As with most shark species, juvenile gummy and school sharks are born and matured in nurseries, areas that offer protection and resources for young sharks. Nurseries are typically in estuaries, regions where inland fresh water from streams mixes with saltwater from the sea. Shark nurseries are highly susceptible to salinity fluctuations resulting in young sharks being exposed to hypo-osmotic or dilute seawater.

Based on tracking data of juvenile gummy and school sharks in a Tasmanian estuary, gummy sharks move away from dilute seawater, while school sharks remain in their habitats. The goal of Mackellar’s project is to understand why there is a discrepancy in their behaviours, which may be caused by the differences in the physiological coping mechanisms of the two species in response to hypo-osmotic stress.

Sharks are particularly useful models for understanding physiological coping strategies to salinity changes due to their ability to osmoconform. While animals such as mammals and birds maintain a constant internal osmotic pressure, sharks osmoregulate by changing their internal fluid to match that of their surroundings. This is done by gaining or losing osmolytes such as urea. In low salinity, urea is lost, leading to lower levels of solutes in their fluid.

The experiment, conducted at the Institute for Marine and Antarctic Studies in Tasmania, Australia, involved exposing the sharks to hypo-osmotic seawater for 48 hours. Blood samples were taken throughout the time course, and gill and muscle samples were taken following the exposure. Samples were then shipped back to Currie’s lab at Mt. A, where Mackellar has since been carrying out several physiological and biochemical analyses.

Major endpoints of Mackellar’s research include urea, osmolality, intra- and extracellular ions, as well as levels of cellular stress indicated by heightened levels of heat shock proteins, particularly HSP70. Heat shock proteins, present in all organisms, are induced when cells are exposed to various stressful conditions.

Mackellar originally thought that school sharks would exhibit less signs of cellular stress indicated by lower levels of HSP70 due to their ability to remain in water of low salinity. However, the results from her research indicated the opposite. School sharks had higher HSP70 levels in comparison to gummy sharks.

“School sharks have a more robust increase in heat shock proteins. These sharks are highly migratory, meaning they will encounter many different environments during their lifetime, so they may have adapted to deal with different types of stress.
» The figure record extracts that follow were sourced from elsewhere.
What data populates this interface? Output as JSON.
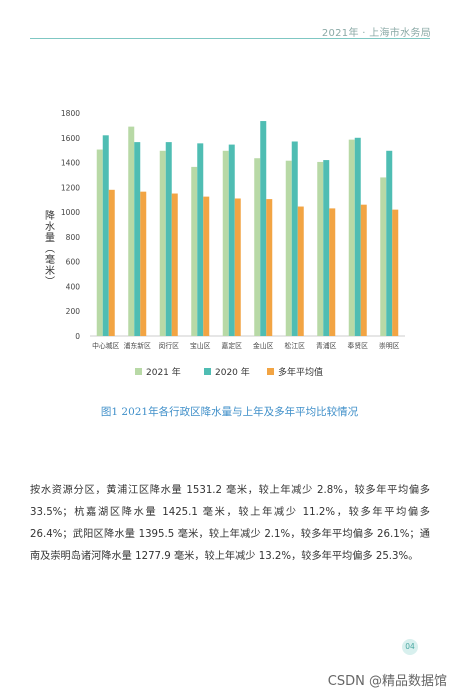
{
  "header": {
    "title": "2021年 · 上海市水务局"
  },
  "chart_data": {
    "type": "bar",
    "categories": [
      "中心城区",
      "浦东新区",
      "闵行区",
      "宝山区",
      "嘉定区",
      "金山区",
      "松江区",
      "青浦区",
      "奉贤区",
      "崇明区"
    ],
    "series": [
      {
        "name": "2021 年",
        "color": "#b8d9a6",
        "values": [
          1505,
          1690,
          1495,
          1365,
          1495,
          1435,
          1415,
          1405,
          1585,
          1280
        ]
      },
      {
        "name": "2020 年",
        "color": "#4fbdb3",
        "values": [
          1620,
          1565,
          1565,
          1555,
          1545,
          1735,
          1570,
          1420,
          1600,
          1495
        ]
      },
      {
        "name": "多年平均值",
        "color": "#f2a443",
        "values": [
          1180,
          1165,
          1150,
          1125,
          1110,
          1105,
          1045,
          1030,
          1060,
          1020
        ]
      }
    ],
    "ylabel": "降水量（毫米）",
    "ylim": [
      0,
      1800
    ],
    "yticks": [
      0,
      200,
      400,
      600,
      800,
      1000,
      1200,
      1400,
      1600,
      1800
    ],
    "grid": false,
    "legend": "bottom"
  },
  "caption": "图1    2021年各行政区降水量与上年及多年平均比较情况",
  "paragraph": "按水资源分区，黄浦江区降水量 1531.2 毫米，较上年减少 2.8%，较多年平均偏多 33.5%；杭嘉湖区降水量 1425.1 毫米，较上年减少 11.2%，较多年平均偏多 26.4%；武阳区降水量 1395.5 毫米，较上年减少 2.1%，较多年平均偏多 26.1%；通南及崇明岛诸河降水量 1277.9 毫米，较上年减少 13.2%，较多年平均偏多 25.3%。",
  "page_number": "04",
  "watermark": "CSDN @精品数据馆"
}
They might just better at coping with it,” said Mackellar. Her results showed no real indication of a change in heat shock protein levels in gummy sharks. This could potentially explain why they are avoiding the hypo-osmotic stress, as they are less equipped to deal with it.

This research has important implications, particularly when it comes to climate change. Polar ice cap melting has led to massive effluxes of freshwater into the oceans, causing global and local decreases in salinity. Understanding how marine animals handle these changes is important, especially for sharks, whose populations are declining.
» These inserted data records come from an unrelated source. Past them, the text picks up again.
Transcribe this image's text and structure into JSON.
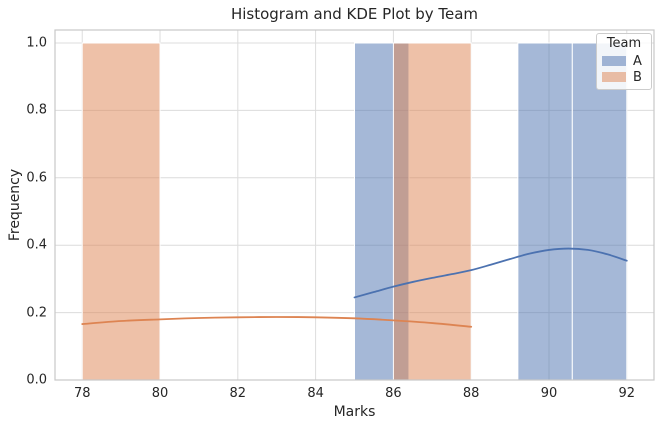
{
  "chart_data": {
    "type": "bar",
    "subtype": "histogram-with-kde",
    "title": "Histogram and KDE Plot by Team",
    "xlabel": "Marks",
    "ylabel": "Frequency",
    "xlim": [
      77.3,
      92.7
    ],
    "ylim": [
      0,
      1.0386
    ],
    "xticks": [
      "78",
      "80",
      "82",
      "84",
      "86",
      "88",
      "90",
      "92"
    ],
    "yticks": [
      "0.0",
      "0.2",
      "0.4",
      "0.6",
      "0.8",
      "1.0"
    ],
    "grid": true,
    "bar_alpha": 0.5,
    "legend": {
      "title": "Team",
      "position": "upper right",
      "entries": [
        {
          "label": "A",
          "color": "#4C72B0"
        },
        {
          "label": "B",
          "color": "#DD8452"
        }
      ]
    },
    "series": [
      {
        "name": "A",
        "color": "#4C72B0",
        "bars": [
          {
            "x0": 85.0,
            "x1": 86.4,
            "height": 1.0
          },
          {
            "x0": 89.2,
            "x1": 90.6,
            "height": 1.0
          },
          {
            "x0": 90.6,
            "x1": 92.0,
            "height": 1.0
          }
        ],
        "kde": [
          [
            85,
            0.245
          ],
          [
            85.5,
            0.261
          ],
          [
            86,
            0.277
          ],
          [
            86.5,
            0.291
          ],
          [
            87,
            0.303
          ],
          [
            87.5,
            0.314
          ],
          [
            88,
            0.326
          ],
          [
            88.5,
            0.342
          ],
          [
            89,
            0.359
          ],
          [
            89.5,
            0.375
          ],
          [
            90,
            0.386
          ],
          [
            90.5,
            0.39
          ],
          [
            91,
            0.386
          ],
          [
            91.5,
            0.373
          ],
          [
            92,
            0.354
          ]
        ]
      },
      {
        "name": "B",
        "color": "#DD8452",
        "bars": [
          {
            "x0": 78.0,
            "x1": 80.0,
            "height": 1.0
          },
          {
            "x0": 86.0,
            "x1": 88.0,
            "height": 1.0
          }
        ],
        "kde": [
          [
            78,
            0.166
          ],
          [
            79,
            0.175
          ],
          [
            80,
            0.18
          ],
          [
            81,
            0.184
          ],
          [
            82,
            0.186
          ],
          [
            83,
            0.187
          ],
          [
            84,
            0.186
          ],
          [
            85,
            0.183
          ],
          [
            86,
            0.177
          ],
          [
            87,
            0.169
          ],
          [
            88,
            0.158
          ]
        ]
      }
    ],
    "style": {
      "grid_color": "#dcdcdc",
      "border_color": "#c8c8c8",
      "text_color": "#262626",
      "kde_linewidth": 1.8
    }
  }
}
Mackellar hopes that findings from her study may one day help to provide insight for conservation efforts made towards protecting the natural habitats of these animals.

Her research also aims to better understand the two shark species, as there has never been any research conducted to study their physiology and response to different salinities.

“Research is intimidating at first, but it is fun. You get to do things that haven’t been done before,” said Mackellar. “Working with Dr. Currie is awesome. She is incredibly positive, supportive, and enthusiastic. She is always there when you need her.”

Sara Mackellar is planning to pursue health-care related graduate studies upon her graduation.